Шрифт:
Император. Я ожидаю от вас, епископ, что вы, будучи моим владетельным князем, отдадите этого злодея под суд Нашего величества и затем, как того требует закон, приговорите нечестивца к казни путем колесования, чтобы потом положить его труп в железную клетку и вывесить ее на вершине лютеранского собора. Дабы вы, ваше преосвященство, смогли исполнить Нашу волю и одержать победу в борьбе с мятежниками, Мы согласились предоставить в ваше распоряжение сто пятьдесят ландскнехтов. Императорских ландскнехтов.
Епископ. Умирающий от жажды готов благодарить за каждую каплю и слишком слаб для того, чтобы отвергнуть даже запоздалую помощь.
Император. Выкатите епископа из зала.
Пажи выкатывают кресло с епископом со сцены.
Император. Канцлер!
Канцлер. Ваше величество!
Император. Немыслимо упрямый старик.
Канцлер. Он на пути к гибели, ваше величество.
Император. Подберите сто пятьдесят ландскнехтов, самых жалких, дураков, отягощенных всеми болезнями — ну там желваки, недуги, да такие, от которых страшно делается, безруких, безногих. Пошлите их в Мюнстер.
Канцлер. Слушаюсь, ваше величество.
Император. В остальном же актер весьма импонирует Нам своим сумасбродством.
Канцлер. Настоящий талант, ваше величество.
Император. Крошечное царство этого паршивого комедианта, хотя и вызывает у Нас смех, все же кажется Нам символом Нашей собственной державы, поскольку положение Нашей империи представляется Нам не менее шатким.
Канцлер. Хорошо сказано, ваше величество.
Канцлер хлопает в ладоши, пажи несут носилки с ним к выходу, но император жестом останавливает их.
Император. Что же касается этого бездарного дилетанта из Вены…
Канцлер. Художник Хагельмайер вычеркнут из списка членов Академии, ваше величество.
Император. Это ошибка, канцлер. Смилуйтесь над ним. Как член Императорской академии художеств, он может причинить ущерб только животным.
Рыночная площадь. Входят Книппердоллинк и Юдифь.
Книппердоллинк. Графиня Гильгаль.
Юдифь. Тетрарх?
Книппердоллинк. Ты застала меня, доченька, в очень жалком состоянии; в одной рубашке я шагаю по рыночной площади.
Юдифь. Мой отец не может быть в жалком состоянии.
Книппердоллинк. Может, графиня Гильгаль, может. Я привыкаю к нищете.
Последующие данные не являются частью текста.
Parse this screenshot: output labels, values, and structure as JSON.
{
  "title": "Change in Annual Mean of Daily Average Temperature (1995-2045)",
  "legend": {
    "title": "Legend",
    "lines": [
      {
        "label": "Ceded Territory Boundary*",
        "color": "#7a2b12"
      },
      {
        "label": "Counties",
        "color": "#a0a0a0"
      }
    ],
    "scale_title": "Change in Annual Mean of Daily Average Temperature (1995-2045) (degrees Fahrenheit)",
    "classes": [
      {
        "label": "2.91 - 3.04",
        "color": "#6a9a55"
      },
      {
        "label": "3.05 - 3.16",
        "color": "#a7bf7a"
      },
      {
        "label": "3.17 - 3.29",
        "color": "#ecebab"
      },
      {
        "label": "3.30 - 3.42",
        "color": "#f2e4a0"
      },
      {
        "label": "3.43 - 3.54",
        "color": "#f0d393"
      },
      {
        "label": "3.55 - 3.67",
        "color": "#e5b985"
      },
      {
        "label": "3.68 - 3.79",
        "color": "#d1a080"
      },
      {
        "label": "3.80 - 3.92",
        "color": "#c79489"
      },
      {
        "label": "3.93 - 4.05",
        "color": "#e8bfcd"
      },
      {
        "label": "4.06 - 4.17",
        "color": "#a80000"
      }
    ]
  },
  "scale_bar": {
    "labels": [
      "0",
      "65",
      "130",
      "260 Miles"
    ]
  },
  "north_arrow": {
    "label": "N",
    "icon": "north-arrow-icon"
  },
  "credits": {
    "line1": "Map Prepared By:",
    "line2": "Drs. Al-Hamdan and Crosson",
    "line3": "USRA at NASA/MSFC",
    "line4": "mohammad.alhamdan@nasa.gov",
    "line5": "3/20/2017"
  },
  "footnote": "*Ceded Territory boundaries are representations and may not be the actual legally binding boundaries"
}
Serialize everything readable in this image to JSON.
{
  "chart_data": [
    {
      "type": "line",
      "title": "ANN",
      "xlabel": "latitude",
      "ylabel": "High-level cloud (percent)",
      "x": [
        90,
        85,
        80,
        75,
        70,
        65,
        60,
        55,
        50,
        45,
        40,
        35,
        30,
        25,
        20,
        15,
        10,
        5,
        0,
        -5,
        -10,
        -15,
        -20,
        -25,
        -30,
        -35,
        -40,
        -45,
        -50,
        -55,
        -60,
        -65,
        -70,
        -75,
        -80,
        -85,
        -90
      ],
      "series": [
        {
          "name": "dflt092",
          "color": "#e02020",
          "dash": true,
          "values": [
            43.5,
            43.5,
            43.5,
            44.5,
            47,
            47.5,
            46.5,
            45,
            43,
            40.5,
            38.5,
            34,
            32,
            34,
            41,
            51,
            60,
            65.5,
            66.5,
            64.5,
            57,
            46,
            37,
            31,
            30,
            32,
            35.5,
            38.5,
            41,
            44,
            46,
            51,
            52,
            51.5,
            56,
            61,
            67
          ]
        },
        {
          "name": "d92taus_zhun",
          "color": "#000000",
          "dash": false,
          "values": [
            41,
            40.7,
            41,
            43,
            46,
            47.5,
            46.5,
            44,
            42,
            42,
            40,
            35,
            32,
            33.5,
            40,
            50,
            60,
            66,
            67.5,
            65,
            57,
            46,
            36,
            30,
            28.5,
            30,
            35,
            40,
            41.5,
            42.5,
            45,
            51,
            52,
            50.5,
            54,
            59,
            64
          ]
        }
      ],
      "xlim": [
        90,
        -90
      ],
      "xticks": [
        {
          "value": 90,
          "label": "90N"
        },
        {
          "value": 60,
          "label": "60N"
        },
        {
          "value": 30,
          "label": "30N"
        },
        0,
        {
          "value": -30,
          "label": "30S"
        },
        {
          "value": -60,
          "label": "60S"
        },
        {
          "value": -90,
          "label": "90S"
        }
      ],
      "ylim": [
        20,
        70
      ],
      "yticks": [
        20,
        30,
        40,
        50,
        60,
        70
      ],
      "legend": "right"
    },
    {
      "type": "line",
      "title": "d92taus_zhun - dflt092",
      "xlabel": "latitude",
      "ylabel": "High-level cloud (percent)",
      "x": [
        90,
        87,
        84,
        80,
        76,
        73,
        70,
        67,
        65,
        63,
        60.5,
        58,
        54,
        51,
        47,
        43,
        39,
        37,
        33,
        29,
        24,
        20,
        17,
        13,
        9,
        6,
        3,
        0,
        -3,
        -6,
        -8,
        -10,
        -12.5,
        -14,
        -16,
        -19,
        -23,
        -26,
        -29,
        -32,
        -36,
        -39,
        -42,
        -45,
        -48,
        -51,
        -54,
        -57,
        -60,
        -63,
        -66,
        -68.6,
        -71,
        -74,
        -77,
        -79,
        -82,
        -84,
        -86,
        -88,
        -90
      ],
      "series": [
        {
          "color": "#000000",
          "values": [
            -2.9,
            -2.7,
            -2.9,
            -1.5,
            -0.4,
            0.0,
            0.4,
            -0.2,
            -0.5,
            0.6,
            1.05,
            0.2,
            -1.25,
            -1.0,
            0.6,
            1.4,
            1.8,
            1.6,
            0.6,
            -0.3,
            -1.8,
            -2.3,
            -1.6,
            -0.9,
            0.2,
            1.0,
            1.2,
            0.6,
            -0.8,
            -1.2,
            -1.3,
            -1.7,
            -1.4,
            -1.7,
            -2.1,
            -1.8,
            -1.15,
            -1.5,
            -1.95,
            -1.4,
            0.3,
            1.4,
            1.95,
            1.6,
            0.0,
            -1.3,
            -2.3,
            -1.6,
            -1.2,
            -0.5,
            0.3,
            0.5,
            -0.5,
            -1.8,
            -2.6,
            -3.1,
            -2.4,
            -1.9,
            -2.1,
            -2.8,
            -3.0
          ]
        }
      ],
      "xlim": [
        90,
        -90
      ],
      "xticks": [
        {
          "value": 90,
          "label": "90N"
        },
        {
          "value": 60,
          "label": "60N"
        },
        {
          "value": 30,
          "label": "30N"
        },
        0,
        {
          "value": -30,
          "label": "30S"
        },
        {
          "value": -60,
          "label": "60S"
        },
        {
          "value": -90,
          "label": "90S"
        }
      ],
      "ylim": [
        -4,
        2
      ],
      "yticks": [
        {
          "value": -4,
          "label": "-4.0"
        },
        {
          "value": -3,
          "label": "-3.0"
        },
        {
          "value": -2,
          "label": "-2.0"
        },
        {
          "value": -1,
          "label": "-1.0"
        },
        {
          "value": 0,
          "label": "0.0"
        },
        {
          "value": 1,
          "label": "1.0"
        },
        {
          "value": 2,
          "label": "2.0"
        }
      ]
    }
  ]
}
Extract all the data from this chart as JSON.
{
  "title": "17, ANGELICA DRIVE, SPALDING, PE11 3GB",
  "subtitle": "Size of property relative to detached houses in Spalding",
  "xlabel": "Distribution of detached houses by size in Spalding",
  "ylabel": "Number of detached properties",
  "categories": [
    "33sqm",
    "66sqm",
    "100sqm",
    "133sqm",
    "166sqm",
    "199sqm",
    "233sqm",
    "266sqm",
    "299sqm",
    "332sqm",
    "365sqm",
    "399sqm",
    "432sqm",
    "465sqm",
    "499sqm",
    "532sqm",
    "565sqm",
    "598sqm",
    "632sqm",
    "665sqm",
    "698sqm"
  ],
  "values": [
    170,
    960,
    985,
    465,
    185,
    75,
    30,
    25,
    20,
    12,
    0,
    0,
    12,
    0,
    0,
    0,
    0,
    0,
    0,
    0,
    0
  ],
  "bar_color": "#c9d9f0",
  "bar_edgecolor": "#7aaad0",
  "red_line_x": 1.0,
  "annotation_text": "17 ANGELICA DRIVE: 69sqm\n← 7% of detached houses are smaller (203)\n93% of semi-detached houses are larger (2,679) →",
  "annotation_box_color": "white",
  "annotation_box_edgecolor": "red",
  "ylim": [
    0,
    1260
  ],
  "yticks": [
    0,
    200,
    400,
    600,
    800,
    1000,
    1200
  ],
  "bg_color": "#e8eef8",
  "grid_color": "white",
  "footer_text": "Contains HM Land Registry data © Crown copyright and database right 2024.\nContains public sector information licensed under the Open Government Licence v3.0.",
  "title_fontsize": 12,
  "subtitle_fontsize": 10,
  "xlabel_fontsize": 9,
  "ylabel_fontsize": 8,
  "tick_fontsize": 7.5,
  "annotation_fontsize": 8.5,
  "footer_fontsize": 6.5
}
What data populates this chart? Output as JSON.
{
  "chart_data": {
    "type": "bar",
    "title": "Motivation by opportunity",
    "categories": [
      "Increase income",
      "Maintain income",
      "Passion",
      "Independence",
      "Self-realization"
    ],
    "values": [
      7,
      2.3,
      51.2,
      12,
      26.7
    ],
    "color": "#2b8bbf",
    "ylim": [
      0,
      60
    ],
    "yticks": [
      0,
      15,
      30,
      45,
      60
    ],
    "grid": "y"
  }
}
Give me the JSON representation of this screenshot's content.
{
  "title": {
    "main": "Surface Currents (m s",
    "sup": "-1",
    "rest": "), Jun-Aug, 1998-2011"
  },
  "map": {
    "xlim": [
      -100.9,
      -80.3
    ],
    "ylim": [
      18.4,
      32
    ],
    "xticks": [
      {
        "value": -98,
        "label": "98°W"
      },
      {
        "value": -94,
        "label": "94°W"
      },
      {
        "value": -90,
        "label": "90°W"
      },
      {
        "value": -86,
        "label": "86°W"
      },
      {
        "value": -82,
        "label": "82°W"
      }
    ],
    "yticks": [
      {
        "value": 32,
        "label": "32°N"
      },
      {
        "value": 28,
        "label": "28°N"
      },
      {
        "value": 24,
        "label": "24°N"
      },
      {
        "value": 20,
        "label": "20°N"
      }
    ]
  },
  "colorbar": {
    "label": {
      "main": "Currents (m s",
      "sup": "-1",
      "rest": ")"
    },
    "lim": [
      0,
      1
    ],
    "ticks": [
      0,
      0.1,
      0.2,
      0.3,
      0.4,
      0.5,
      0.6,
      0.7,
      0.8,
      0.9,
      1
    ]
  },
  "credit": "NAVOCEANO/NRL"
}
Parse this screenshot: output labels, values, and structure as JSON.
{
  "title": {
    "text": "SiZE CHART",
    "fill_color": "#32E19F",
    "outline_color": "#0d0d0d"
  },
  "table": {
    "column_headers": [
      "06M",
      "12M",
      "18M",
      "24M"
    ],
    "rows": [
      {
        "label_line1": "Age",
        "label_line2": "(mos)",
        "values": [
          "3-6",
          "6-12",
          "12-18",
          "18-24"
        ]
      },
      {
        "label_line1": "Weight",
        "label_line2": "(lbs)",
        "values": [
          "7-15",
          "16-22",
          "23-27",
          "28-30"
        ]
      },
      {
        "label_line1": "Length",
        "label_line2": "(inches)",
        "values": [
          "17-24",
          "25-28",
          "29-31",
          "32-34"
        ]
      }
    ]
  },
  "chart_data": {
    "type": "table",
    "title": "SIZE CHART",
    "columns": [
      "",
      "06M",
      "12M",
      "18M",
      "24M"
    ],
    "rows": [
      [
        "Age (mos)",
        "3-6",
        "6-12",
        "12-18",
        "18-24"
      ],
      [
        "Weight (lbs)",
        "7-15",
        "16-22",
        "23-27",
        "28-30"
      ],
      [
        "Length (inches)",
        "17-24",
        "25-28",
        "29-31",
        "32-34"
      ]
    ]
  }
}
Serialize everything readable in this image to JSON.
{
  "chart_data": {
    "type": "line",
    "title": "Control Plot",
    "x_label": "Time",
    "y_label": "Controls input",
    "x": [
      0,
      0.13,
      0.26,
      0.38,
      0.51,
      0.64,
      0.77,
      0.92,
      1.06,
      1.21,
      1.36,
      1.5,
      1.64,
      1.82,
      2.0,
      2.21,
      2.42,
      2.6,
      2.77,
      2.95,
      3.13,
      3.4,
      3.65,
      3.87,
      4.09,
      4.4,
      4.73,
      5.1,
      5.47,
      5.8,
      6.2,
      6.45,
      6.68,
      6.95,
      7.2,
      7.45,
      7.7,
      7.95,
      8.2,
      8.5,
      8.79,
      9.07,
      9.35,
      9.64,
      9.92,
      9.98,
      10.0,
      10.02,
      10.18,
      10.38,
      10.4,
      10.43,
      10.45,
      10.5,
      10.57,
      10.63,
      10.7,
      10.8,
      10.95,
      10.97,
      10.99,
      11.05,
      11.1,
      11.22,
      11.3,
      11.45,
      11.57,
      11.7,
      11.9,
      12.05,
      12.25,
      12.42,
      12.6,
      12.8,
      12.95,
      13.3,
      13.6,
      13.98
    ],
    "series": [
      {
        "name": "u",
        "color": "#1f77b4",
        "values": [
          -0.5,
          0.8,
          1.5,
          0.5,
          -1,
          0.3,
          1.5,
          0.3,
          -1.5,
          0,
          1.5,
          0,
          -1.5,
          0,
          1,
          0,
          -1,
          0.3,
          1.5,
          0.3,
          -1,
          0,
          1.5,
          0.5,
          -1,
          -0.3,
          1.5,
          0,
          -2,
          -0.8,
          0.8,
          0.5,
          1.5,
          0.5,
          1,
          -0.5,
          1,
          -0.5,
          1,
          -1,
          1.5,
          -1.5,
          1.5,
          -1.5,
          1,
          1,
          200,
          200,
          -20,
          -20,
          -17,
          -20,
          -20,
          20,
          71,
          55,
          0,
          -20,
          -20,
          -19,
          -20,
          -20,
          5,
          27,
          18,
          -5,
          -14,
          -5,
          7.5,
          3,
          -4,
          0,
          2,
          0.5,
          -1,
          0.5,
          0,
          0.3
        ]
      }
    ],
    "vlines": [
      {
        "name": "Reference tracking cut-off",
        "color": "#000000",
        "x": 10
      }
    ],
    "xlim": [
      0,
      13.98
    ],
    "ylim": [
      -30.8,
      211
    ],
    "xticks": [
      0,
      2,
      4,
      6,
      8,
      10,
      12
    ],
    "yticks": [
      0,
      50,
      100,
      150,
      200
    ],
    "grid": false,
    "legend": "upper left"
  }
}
О, это великое искусство — быть нищим. Я все глубже и глубже постигаю его изысканность, ибо чудеснейшим образом сложилось так, что у нищеты множество разрядов: возможно ли описать, как прекрасны муки голода и жажды, великолепие холода и сырости. Я обнаруживаю все новые и новые чудеса: страшные пропасти отчаянья, болота скорби и моря нужды. Но самое изумительное — это паразиты! Эти чудные клопы, эти изумительные блохи! Хвала Господу, я теперь все время чешусь. (Настораживается.) Что это за меч в моих руках?
Юдифь. Это меч справедливости.
Книппердоллинк. Я целую тебя, меч! Я целую тебя, справедливость! это ведь священный меч, не правда ли, дочь моя?
Юдифь. Да, отец.
Книппердоллинк. Верно! Совершенно верно! Я должен обратить меч справедливости против людей! Но разве я это сделал, дочь моя? Разве я пролил кровь?
Юдифь. Да, отец.
Книппердоллинк. И многих я казнил?
Юдифь. Многих, отец.
Книппердоллинк. Но почему?
Юдифь. Чтобы спасти их бессмертные души.
Книппердоллинк. И я действительно спас их бессмертные души?
Юдифь. Не знаю.
Книппердоллинк. Ты не знаешь, а я — тем более. Что же такое справедливость, графиня, кто вообще справедлив на земном шаре?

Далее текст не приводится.